The entire point of a computer is to store and vomit back up data on command. It ultimately doesn't do much else except for the occasional computation on said data which it then also stores and vomits back up. Computers create data, consume data, and are ultimately all about shuffling small piles of data around to create bigger and bigger piles of data until the world is consumed by terabytes and petabytes of the stuff in huge mountains now called.... big data. Which computers then sift to find... even more data.*
Data can be good, it can be evil, but to a computer, it's just data.
When approaching a new application the approach to storing, reading, and manipulating the data is the single most important decision one can make -- more important that the OS or the tools to build it. One can write the fastest low-level C program on Earth but if it sits around waiting on a socket for 60-second long query to execute it's just going to get to waiting around on that query very quickly. And, to the same extent, one can write the most convoluted ruby application but if all the queries are sub-millisecond it will still support a respectable user concurrency.

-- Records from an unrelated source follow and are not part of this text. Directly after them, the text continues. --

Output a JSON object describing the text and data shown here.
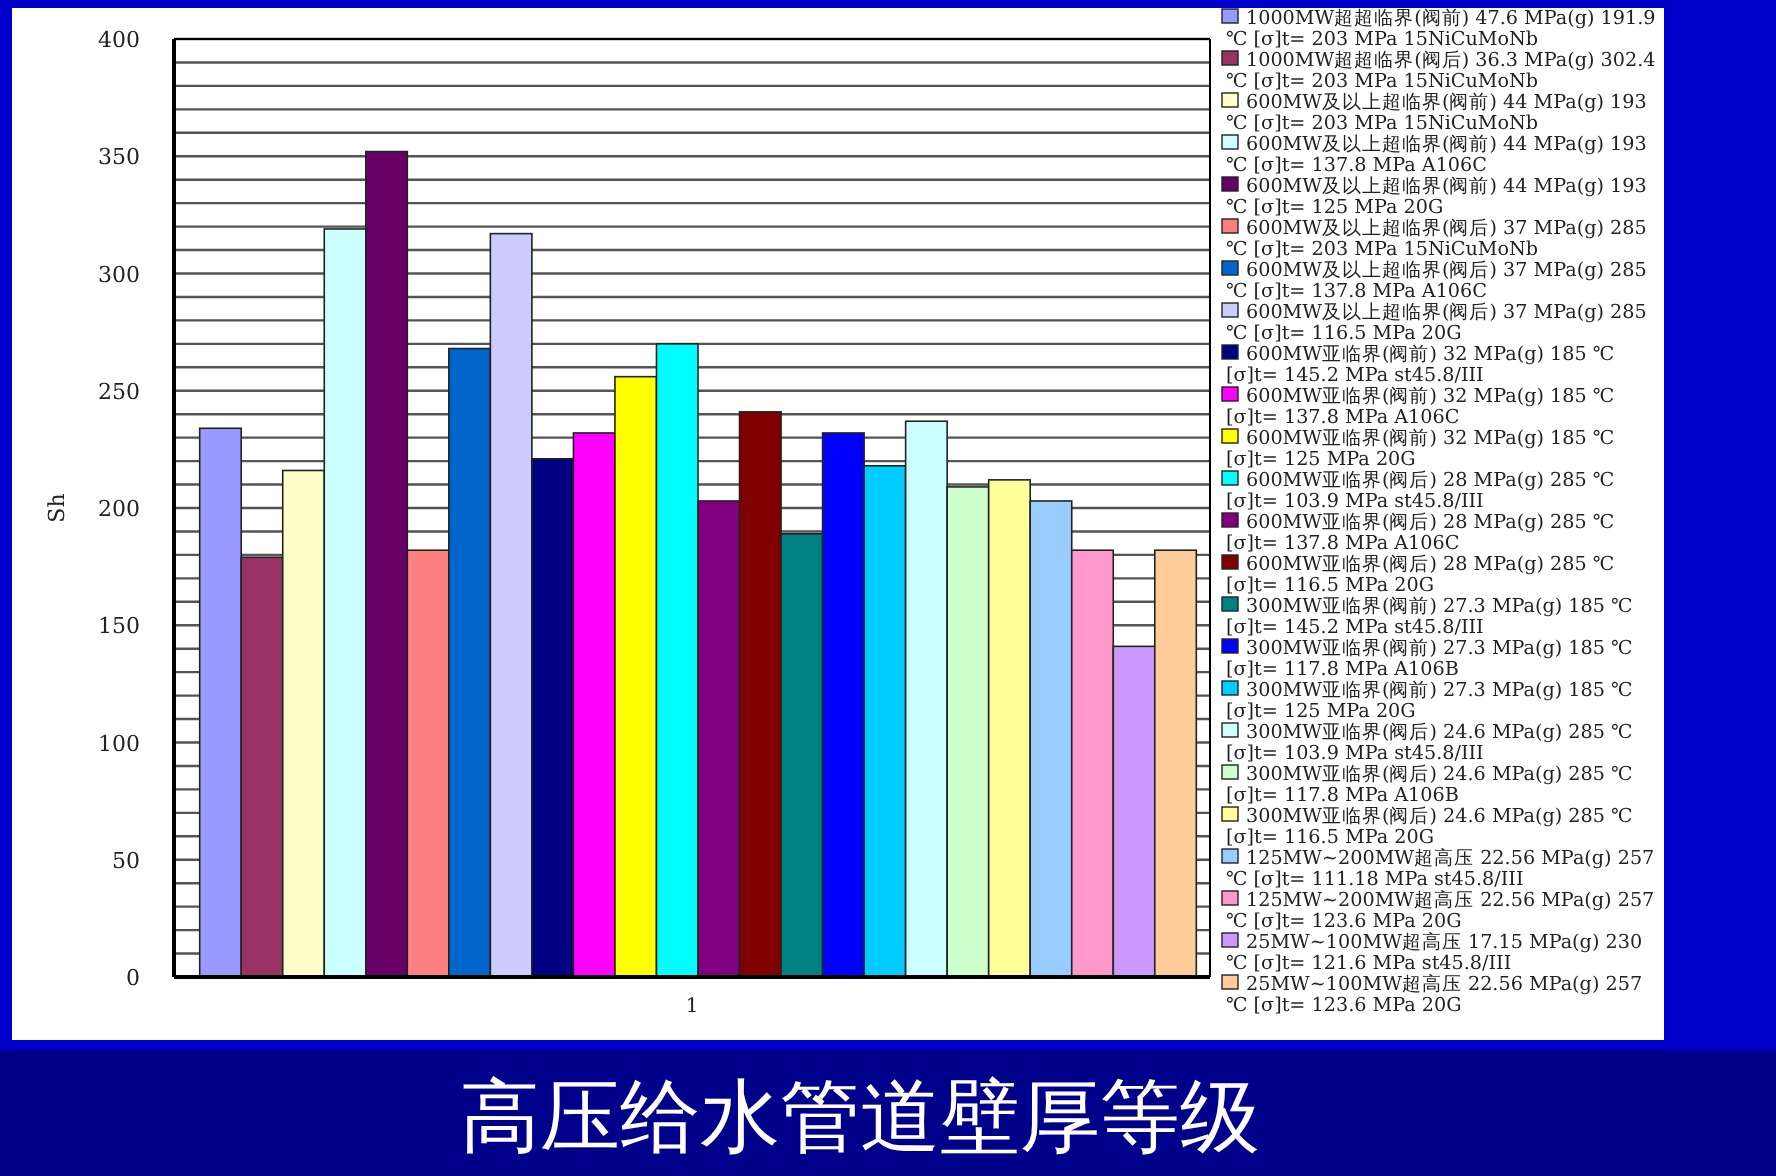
{
  "chart_data": {
    "type": "bar",
    "title": "高压给水管道壁厚等级",
    "ylabel": "Sh",
    "categories": [
      "1"
    ],
    "ylim": [
      0,
      400
    ],
    "yticks": [
      0,
      50,
      100,
      150,
      200,
      250,
      300,
      350,
      400
    ],
    "grid": "y",
    "legend": "right",
    "series": [
      {
        "name": "1000MW超超临界(阀前) 47.6 MPa(g) 191.9 ℃ [σ]t= 203 MPa 15NiCuMoNb",
        "color": "#9999ff",
        "values": [
          234
        ]
      },
      {
        "name": "1000MW超超临界(阀后) 36.3 MPa(g) 302.4 ℃ [σ]t= 203 MPa 15NiCuMoNb",
        "color": "#993366",
        "values": [
          179
        ]
      },
      {
        "name": "600MW及以上超临界(阀前) 44 MPa(g) 193 ℃ [σ]t= 203 MPa 15NiCuMoNb",
        "color": "#ffffcc",
        "values": [
          216
        ]
      },
      {
        "name": "600MW及以上超临界(阀前) 44 MPa(g) 193 ℃ [σ]t= 137.8 MPa A106C",
        "color": "#ccffff",
        "values": [
          319
        ]
      },
      {
        "name": "600MW及以上超临界(阀前) 44 MPa(g) 193 ℃ [σ]t= 125 MPa 20G",
        "color": "#660066",
        "values": [
          352
        ]
      },
      {
        "name": "600MW及以上超临界(阀后) 37 MPa(g) 285 ℃ [σ]t= 203 MPa 15NiCuMoNb",
        "color": "#ff8080",
        "values": [
          182
        ]
      },
      {
        "name": "600MW及以上超临界(阀后) 37 MPa(g) 285 ℃ [σ]t= 137.8 MPa A106C",
        "color": "#0066cc",
        "values": [
          268
        ]
      },
      {
        "name": "600MW及以上超临界(阀后) 37 MPa(g) 285 ℃ [σ]t= 116.5 MPa 20G",
        "color": "#ccccff",
        "values": [
          317
        ]
      },
      {
        "name": "600MW亚临界(阀前) 32 MPa(g) 185 ℃ [σ]t= 145.2 MPa st45.8/III",
        "color": "#000080",
        "values": [
          221
        ]
      },
      {
        "name": "600MW亚临界(阀前) 32 MPa(g) 185 ℃ [σ]t= 137.8 MPa A106C",
        "color": "#ff00ff",
        "values": [
          232
        ]
      },
      {
        "name": "600MW亚临界(阀前) 32 MPa(g) 185 ℃ [σ]t= 125 MPa 20G",
        "color": "#ffff00",
        "values": [
          256
        ]
      },
      {
        "name": "600MW亚临界(阀后) 28 MPa(g) 285 ℃ [σ]t= 103.9 MPa st45.8/III",
        "color": "#00ffff",
        "values": [
          270
        ]
      },
      {
        "name": "600MW亚临界(阀后) 28 MPa(g) 285 ℃ [σ]t= 137.8 MPa A106C",
        "color": "#800080",
        "values": [
          203
        ]
      },
      {
        "name": "600MW亚临界(阀后) 28 MPa(g) 285 ℃ [σ]t= 116.5 MPa 20G",
        "color": "#800000",
        "values": [
          241
        ]
      },
      {
        "name": "300MW亚临界(阀前) 27.3 MPa(g) 185 ℃ [σ]t= 145.2 MPa st45.8/III",
        "color": "#008080",
        "values": [
          189
        ]
      },
      {
        "name": "300MW亚临界(阀前) 27.3 MPa(g) 185 ℃ [σ]t= 117.8 MPa A106B",
        "color": "#0000ff",
        "values": [
          232
        ]
      },
      {
        "name": "300MW亚临界(阀前) 27.3 MPa(g) 185 ℃ [σ]t= 125 MPa 20G",
        "color": "#00ccff",
        "values": [
          218
        ]
      },
      {
        "name": "300MW亚临界(阀后) 24.6 MPa(g) 285 ℃ [σ]t= 103.9 MPa st45.8/III",
        "color": "#ccffff",
        "values": [
          237
        ]
      },
      {
        "name": "300MW亚临界(阀后) 24.6 MPa(g) 285 ℃ [σ]t= 117.8 MPa A106B",
        "color": "#ccffcc",
        "values": [
          209
        ]
      },
      {
        "name": "300MW亚临界(阀后) 24.6 MPa(g) 285 ℃ [σ]t= 116.5 MPa 20G",
        "color": "#ffff99",
        "values": [
          212
        ]
      },
      {
        "name": "125MW~200MW超高压 22.56 MPa(g) 257 ℃ [σ]t= 111.18 MPa st45.8/III",
        "color": "#99ccff",
        "values": [
          203
        ]
      },
      {
        "name": "125MW~200MW超高压 22.56 MPa(g) 257 ℃ [σ]t= 123.6 MPa 20G",
        "color": "#ff99cc",
        "values": [
          182
        ]
      },
      {
        "name": "25MW~100MW超高压 17.15 MPa(g) 230 ℃ [σ]t= 121.6 MPa st45.8/III",
        "color": "#cc99ff",
        "values": [
          141
        ]
      },
      {
        "name": "25MW~100MW超高压 22.56 MPa(g) 257 ℃ [σ]t= 123.6 MPa 20G",
        "color": "#ffcc99",
        "values": [
          182
        ]
      }
    ]
  }
}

It is not just about access speed (although woah important). An application's data architecture is about the holistic approach to how the data is ultimately created, used, stored, and retrieved by the application and the application's management system. The right approaches are the difference between a successful application and one that fails.
We ask ourselves some questions:
- What kind of data is this? Is it customer data? What is its shape?
- How is the data queried? What kind of answers does the data provide?
- How much data are we expecting in a reasonable time frame? Megs? Gigs? Petabytes?
- What is the tolerance for data loss?
- What generates logs and how are they collected?
- What intelligence can we derive from the data we create?
- What sort of reports will be run on this data?
Back to the example, for Project Butterfly, even in its simplest possible incarnation of just handing out some reservations to a convention, we already see it has three different types of data:
- Customer transactional data describing customers, their attendance choices, and the probability of attendance;
- Web and application log data describing the usage patterns of the application itself;
- Reporting data back to convention planners to properly size for the expected population of convention goers.
We have two different kinds of business intelligence out of three flavors of data usage -- and the system hasn't even yet taken a credit card. We have customer intelligence and system intelligence. These are both critical pieces of data to the overall health and success of the project.
In the next couple of posts we'll deal with the two different classes of data and choose data stores for them correct to their core architecture and needs of the running system.
- With, granted, some pretty sweet tools.